In response to questions from KrebsOnSecurity, upscale hotel chain Mandarin Oriental Hotel Group today confirmed that its hotels have been affected by a credit card breach.
Reached for comment about reports from financial industry sources about a pattern of fraudulent charges on customer cards that had all recently been used at Mandarin hotels, the company confirmed it is investigating a breach.
“We can confirm that Mandarin Oriental has been alerted to a potential credit card breach and is currently conducting a thorough investigation to identify and resolve the issue,” the company said in an emailed statement.
The statement continues, indicating that some of the chain’s point-of-sale systems were infected with malware capable of stealing customer card data:
“Mandarin Oriental can confirm that the credit card systems in an isolated number of our hotels in the US and Europe have been accessed without authorization and in violation of both civil and criminal law. The Group has identified and removed the malware and is coordinating with credit card agencies, law enforcement authorities and forensic specialists to ensure that all necessary steps are taken to fully protect our guests and our systems across our portfolio.Unfortunately incidents of this nature are increasingly becoming an industry-wide concern. The Group takes the protection of customer information very seriously and is coordinating with credit card agencies and the necessary forensic specialists to ensure our guests are protected.”

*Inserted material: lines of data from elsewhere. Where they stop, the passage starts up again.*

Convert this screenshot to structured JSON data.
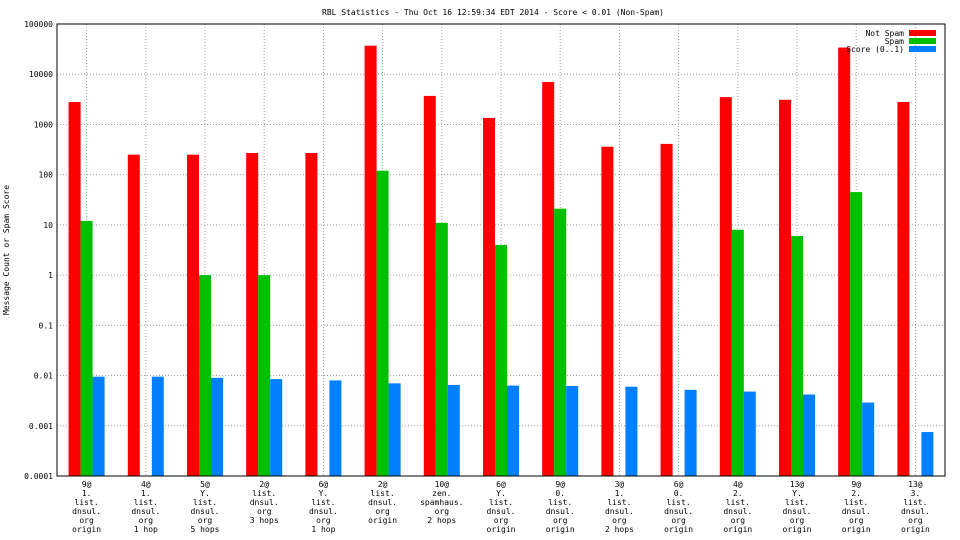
{
  "chart_data": {
    "type": "bar",
    "title": "RBL Statistics - Thu Oct 16 12:59:34 EDT 2014 - Score < 0.01 (Non-Spam)",
    "ylabel": "Message Count or Spam Score",
    "xlabel": "",
    "yscale": "log",
    "ylim": [
      0.0001,
      100000
    ],
    "yticks": [
      "100000",
      "10000",
      "1000",
      "100",
      "10",
      "1",
      "0.1",
      "0.01",
      "0.001",
      "0.0001"
    ],
    "grid": true,
    "legend_position": "top-right",
    "categories": [
      [
        "9@",
        "1.",
        "list.",
        "dnsul.",
        "org",
        "origin"
      ],
      [
        "4@",
        "1.",
        "list.",
        "dnsul.",
        "org",
        "1 hop"
      ],
      [
        "5@",
        "Y.",
        "list.",
        "dnsul.",
        "org",
        "5 hops"
      ],
      [
        "2@",
        "list.",
        "dnsul.",
        "org",
        "3 hops"
      ],
      [
        "6@",
        "Y.",
        "list.",
        "dnsul.",
        "org",
        "1 hop"
      ],
      [
        "2@",
        "list.",
        "dnsul.",
        "org",
        "origin"
      ],
      [
        "10@",
        "zen.",
        "spamhaus.",
        "org",
        "2 hops"
      ],
      [
        "6@",
        "Y.",
        "list.",
        "dnsul.",
        "org",
        "origin"
      ],
      [
        "9@",
        "0.",
        "list.",
        "dnsul.",
        "org",
        "origin"
      ],
      [
        "3@",
        "1.",
        "list.",
        "dnsul.",
        "org",
        "2 hops"
      ],
      [
        "6@",
        "0.",
        "list.",
        "dnsul.",
        "org",
        "origin"
      ],
      [
        "4@",
        "2.",
        "list.",
        "dnsul.",
        "org",
        "origin"
      ],
      [
        "13@",
        "Y.",
        "list.",
        "dnsul.",
        "org",
        "origin"
      ],
      [
        "9@",
        "2.",
        "list.",
        "dnsul.",
        "org",
        "origin"
      ],
      [
        "13@",
        "3.",
        "list.",
        "dnsul.",
        "org",
        "origin"
      ]
    ],
    "series": [
      {
        "name": "Not Spam",
        "color": "#ff0000",
        "values": [
          2800,
          250,
          250,
          270,
          270,
          37000,
          3700,
          1350,
          7000,
          360,
          410,
          3500,
          3100,
          34000,
          2800
        ]
      },
      {
        "name": "Spam",
        "color": "#00c000",
        "values": [
          12,
          0,
          1,
          1,
          0,
          120,
          11,
          4,
          21,
          0,
          0,
          8,
          6,
          45,
          0
        ]
      },
      {
        "name": "Score (0..1)",
        "color": "#0080ff",
        "values": [
          0.0095,
          0.0095,
          0.009,
          0.0085,
          0.008,
          0.007,
          0.0065,
          0.0063,
          0.0062,
          0.006,
          0.0052,
          0.0048,
          0.0042,
          0.0029,
          0.00075
        ]
      }
    ]
  }
}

Mandarin isn’t saying yet how many of the company’s two-dozen or so locations worldwide may be impacted, but banking industry sources say the breach almost certainly impacted most if not all Mandarin hotels in the United States, including locations in Boston, Florida, Las Vegas, Miami, New York, and Washington, D.C. Sources also say the compromise likely dates back to just before Christmas 2014.
It may well be that the cards are being stolen from compromised payment terminals at restaurants and other businesses located inside of these hotels — instead of the from hotel front desk systems. This was the case with hotels managed by White Lodging Services Corp., which last year disclosed a breach that impacted only restaurants and gift shops within the affected hotels.
It should be interesting to see how much the stolen cards are worth, when and if and they go up for sale in the underground card markets. I’m betting these cards would fetch a pretty penny. This hotel chain is frequented by high rollers who likely have hi- or no-limit credit cards. According to the Forbes Travel Guide, the average price of a basic room in the New York City Mandarin hotel is $850 per night.
More on this story as it becomes available.